Teenagers get a hormonal mainline rush of adult insight that sends them into a spiral of mental agony. They fight against parents to try to define themselves; they don’t want to be us. Childhood is not about defining what you want to be but what you don’t want to be. Yet we all remain captive to our childhood: try as we might, we can’t change who we are or where we come from, or free ourselves from the emotions we develop as children.

Therefore, I am deeply concerned by the modern medical fad of labelling children who are often yet to reach school age, as dyslexic, dyspraxic, autistic, or having attention-deficit/ hyperactivity disorder.
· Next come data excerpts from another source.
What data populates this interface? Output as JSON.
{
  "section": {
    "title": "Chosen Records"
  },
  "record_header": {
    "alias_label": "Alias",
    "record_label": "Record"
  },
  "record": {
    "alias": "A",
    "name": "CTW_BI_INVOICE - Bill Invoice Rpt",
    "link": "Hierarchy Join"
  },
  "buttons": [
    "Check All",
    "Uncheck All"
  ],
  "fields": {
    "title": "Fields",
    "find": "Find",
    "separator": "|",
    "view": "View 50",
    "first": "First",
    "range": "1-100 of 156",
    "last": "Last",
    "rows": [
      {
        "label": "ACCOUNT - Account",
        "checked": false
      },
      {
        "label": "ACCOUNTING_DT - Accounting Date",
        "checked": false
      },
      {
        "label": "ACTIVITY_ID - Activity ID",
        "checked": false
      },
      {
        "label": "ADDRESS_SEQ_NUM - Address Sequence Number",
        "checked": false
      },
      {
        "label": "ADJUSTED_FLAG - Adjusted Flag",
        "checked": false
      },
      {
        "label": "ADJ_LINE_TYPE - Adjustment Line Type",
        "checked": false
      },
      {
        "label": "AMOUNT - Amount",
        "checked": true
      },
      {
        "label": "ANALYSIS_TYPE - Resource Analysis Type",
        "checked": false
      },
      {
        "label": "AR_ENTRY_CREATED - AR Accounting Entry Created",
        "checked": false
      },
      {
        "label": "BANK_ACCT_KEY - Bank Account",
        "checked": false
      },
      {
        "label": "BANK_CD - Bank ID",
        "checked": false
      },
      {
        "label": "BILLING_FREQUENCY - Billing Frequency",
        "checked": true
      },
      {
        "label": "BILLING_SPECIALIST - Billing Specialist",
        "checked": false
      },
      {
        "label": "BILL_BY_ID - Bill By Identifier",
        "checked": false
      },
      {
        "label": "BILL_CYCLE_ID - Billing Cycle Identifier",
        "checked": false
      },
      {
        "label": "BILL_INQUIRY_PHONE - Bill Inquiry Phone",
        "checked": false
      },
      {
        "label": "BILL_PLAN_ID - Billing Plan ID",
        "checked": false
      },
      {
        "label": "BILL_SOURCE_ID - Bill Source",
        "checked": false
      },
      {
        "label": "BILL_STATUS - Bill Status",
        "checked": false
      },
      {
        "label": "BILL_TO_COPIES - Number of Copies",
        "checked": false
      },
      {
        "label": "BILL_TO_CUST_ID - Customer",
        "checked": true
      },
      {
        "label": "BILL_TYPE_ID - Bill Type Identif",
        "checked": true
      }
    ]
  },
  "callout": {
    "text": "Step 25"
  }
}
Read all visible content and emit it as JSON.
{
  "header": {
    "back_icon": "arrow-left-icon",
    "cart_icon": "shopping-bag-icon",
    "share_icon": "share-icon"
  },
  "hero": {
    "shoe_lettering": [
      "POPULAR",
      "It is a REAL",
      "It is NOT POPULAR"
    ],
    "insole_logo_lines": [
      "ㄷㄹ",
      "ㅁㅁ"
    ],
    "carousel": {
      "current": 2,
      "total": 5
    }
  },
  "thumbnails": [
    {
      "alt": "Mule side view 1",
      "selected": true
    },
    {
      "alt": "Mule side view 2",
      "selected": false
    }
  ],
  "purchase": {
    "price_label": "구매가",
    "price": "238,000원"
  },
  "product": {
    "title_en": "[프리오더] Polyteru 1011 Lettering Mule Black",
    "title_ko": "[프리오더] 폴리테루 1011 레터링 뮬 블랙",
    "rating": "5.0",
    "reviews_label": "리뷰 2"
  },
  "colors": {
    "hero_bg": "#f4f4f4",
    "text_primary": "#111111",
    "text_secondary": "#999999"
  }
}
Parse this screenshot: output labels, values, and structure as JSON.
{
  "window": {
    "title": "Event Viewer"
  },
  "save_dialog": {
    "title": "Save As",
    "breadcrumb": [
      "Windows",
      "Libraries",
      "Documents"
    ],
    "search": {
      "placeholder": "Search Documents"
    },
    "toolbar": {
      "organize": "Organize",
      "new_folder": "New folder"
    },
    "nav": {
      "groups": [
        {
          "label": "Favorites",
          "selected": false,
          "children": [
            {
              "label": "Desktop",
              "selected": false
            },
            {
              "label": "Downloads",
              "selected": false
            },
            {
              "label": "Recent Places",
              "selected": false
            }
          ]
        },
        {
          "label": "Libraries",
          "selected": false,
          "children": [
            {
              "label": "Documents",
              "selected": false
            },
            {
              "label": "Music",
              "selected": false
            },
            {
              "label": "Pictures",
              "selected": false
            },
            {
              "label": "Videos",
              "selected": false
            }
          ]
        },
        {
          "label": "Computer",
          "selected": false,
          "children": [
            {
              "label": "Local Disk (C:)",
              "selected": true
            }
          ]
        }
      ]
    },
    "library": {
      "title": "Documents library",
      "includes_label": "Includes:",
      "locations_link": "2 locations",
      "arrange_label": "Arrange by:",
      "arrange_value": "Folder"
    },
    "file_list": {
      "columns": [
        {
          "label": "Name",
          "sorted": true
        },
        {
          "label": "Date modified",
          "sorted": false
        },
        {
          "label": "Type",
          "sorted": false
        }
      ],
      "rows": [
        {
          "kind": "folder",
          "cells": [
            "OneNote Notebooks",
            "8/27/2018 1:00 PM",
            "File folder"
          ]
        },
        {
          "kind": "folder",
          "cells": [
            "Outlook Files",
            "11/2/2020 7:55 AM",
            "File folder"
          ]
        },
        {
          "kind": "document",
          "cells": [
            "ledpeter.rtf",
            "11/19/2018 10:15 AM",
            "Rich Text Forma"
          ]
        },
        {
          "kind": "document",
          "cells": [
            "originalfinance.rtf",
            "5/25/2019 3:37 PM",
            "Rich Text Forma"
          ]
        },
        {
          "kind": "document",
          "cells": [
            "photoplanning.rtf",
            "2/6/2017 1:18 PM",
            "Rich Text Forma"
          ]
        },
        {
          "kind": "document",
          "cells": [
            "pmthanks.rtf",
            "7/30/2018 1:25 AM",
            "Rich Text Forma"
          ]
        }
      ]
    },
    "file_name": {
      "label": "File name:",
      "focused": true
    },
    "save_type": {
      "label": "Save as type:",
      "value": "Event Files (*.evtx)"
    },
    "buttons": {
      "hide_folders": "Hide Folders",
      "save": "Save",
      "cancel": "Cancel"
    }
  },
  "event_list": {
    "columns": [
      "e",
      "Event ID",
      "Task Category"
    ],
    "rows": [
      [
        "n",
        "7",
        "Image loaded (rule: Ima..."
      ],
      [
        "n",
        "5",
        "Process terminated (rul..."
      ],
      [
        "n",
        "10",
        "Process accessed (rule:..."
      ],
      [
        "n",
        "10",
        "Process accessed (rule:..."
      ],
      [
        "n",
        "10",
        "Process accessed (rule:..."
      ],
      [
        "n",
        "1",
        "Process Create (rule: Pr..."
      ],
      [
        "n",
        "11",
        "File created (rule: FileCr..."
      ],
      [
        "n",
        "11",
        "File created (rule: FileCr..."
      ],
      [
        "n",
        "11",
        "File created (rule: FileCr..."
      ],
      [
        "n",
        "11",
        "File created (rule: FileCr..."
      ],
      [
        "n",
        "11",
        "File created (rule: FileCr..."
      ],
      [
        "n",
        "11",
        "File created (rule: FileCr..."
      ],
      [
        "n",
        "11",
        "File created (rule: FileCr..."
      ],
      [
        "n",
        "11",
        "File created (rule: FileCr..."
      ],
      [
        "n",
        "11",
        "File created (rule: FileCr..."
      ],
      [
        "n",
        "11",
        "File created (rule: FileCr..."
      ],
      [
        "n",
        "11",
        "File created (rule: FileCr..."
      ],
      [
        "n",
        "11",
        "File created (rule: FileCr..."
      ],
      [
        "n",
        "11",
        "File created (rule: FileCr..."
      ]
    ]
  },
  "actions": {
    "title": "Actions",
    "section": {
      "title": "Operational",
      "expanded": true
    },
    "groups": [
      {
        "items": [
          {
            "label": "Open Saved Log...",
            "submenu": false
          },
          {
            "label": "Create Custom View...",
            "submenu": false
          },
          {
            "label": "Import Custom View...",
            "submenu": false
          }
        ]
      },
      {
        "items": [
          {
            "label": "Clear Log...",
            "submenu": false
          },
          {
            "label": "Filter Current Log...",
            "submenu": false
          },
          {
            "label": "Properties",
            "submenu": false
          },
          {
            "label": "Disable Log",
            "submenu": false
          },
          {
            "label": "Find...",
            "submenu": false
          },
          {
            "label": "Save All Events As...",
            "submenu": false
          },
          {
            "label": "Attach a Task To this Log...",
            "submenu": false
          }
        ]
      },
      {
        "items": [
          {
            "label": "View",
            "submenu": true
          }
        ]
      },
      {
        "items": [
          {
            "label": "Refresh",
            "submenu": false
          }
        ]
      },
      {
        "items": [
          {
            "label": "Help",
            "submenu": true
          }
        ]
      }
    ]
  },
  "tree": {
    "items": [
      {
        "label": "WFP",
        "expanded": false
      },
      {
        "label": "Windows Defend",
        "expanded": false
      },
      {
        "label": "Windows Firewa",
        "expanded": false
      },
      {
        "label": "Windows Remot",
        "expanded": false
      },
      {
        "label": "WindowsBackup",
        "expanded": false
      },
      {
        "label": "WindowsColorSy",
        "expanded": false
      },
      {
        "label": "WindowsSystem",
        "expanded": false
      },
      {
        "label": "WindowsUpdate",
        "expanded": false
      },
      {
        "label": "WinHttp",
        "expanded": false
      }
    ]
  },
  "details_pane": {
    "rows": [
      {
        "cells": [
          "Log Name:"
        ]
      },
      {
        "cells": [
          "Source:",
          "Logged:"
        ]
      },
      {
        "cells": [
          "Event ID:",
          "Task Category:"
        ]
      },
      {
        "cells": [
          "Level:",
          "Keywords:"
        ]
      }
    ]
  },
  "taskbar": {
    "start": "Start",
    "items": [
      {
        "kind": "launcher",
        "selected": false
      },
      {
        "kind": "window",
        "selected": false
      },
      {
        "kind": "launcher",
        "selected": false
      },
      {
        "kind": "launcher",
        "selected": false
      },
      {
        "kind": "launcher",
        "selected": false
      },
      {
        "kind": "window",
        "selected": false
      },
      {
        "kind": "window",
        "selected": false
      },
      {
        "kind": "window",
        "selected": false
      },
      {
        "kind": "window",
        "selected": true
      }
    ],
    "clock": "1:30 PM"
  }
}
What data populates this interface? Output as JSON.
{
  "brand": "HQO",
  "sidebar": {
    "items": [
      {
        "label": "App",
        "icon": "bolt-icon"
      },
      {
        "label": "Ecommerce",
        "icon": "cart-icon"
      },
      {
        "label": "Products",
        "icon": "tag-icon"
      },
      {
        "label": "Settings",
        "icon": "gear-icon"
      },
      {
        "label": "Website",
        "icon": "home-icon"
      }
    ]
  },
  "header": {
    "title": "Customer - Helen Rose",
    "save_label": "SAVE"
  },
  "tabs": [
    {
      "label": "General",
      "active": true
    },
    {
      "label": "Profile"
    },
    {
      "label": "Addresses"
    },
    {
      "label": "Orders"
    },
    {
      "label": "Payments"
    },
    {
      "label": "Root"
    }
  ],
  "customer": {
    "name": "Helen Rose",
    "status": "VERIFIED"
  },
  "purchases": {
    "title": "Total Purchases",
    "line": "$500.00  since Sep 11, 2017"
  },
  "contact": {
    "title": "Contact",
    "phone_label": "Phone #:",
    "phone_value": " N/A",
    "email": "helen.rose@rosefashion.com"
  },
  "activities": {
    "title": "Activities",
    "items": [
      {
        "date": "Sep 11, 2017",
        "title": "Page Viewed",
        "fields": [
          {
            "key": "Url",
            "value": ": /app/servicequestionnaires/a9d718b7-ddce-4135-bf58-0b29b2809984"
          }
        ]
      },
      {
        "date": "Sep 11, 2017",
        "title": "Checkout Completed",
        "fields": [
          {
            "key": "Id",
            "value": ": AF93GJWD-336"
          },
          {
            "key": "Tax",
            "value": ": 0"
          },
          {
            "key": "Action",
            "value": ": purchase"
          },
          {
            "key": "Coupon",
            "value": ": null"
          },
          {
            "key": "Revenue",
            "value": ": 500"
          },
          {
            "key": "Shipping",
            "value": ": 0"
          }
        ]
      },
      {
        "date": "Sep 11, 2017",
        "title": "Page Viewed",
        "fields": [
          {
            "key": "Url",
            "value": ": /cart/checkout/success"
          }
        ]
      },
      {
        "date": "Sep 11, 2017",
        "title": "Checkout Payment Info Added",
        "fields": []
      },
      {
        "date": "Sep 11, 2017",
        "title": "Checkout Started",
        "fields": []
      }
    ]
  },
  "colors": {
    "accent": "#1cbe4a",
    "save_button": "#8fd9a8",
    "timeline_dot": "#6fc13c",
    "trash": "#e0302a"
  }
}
These are not labels but tattoos. How do these indelible marks affect children’s lives? Will they undermine self belief, damage relationships, and make these children question becoming parents themselves, for fear of passing it on?1

But there is a much bigger problem. Risk factors that have morphed into full blown diseases—such as hypertension, high cholesterol, and osteoporosis—now ensnare entire populations. The overdiagnosis of, for example, breast cancer, thyroid cancer, and melanoma, has turned millions of the unsuspecting well into “cancer survivors.” And mental illness is now the norm rather than the exception, with only 17% of adults in the United States reporting “optimal mental health.”2

There is constant news chatter about breakthroughs in cancer genetics. The biological model of mental health has won the war for psychiatric causation and is the pretext for widespread psychotropic polypharmacy. It is assumed to follow, therefore, that mental illness must be genetically inherited, and popular culture says that these “illnesses” are passed down from our parents. So I often see young adults worried that they will develop mental illness or requesting blood pressure, cholesterol, and cancer checks and the rest. If we have been careless about the effect of label-gun medicine on patients, we are utterly thoughtless as to the consequences for their children: widespread unnecessary health anxiety.

And there is little research (and most is unintelligible) on intergenerational effects of a diagnosis of illness. But every thoughtless diagnosis and label cascades through generations of families. This is medical myopia at its worst and abdication of our duty to protect the well. This iatrogenic harm wrecks our children’s sense of wellbeing forever.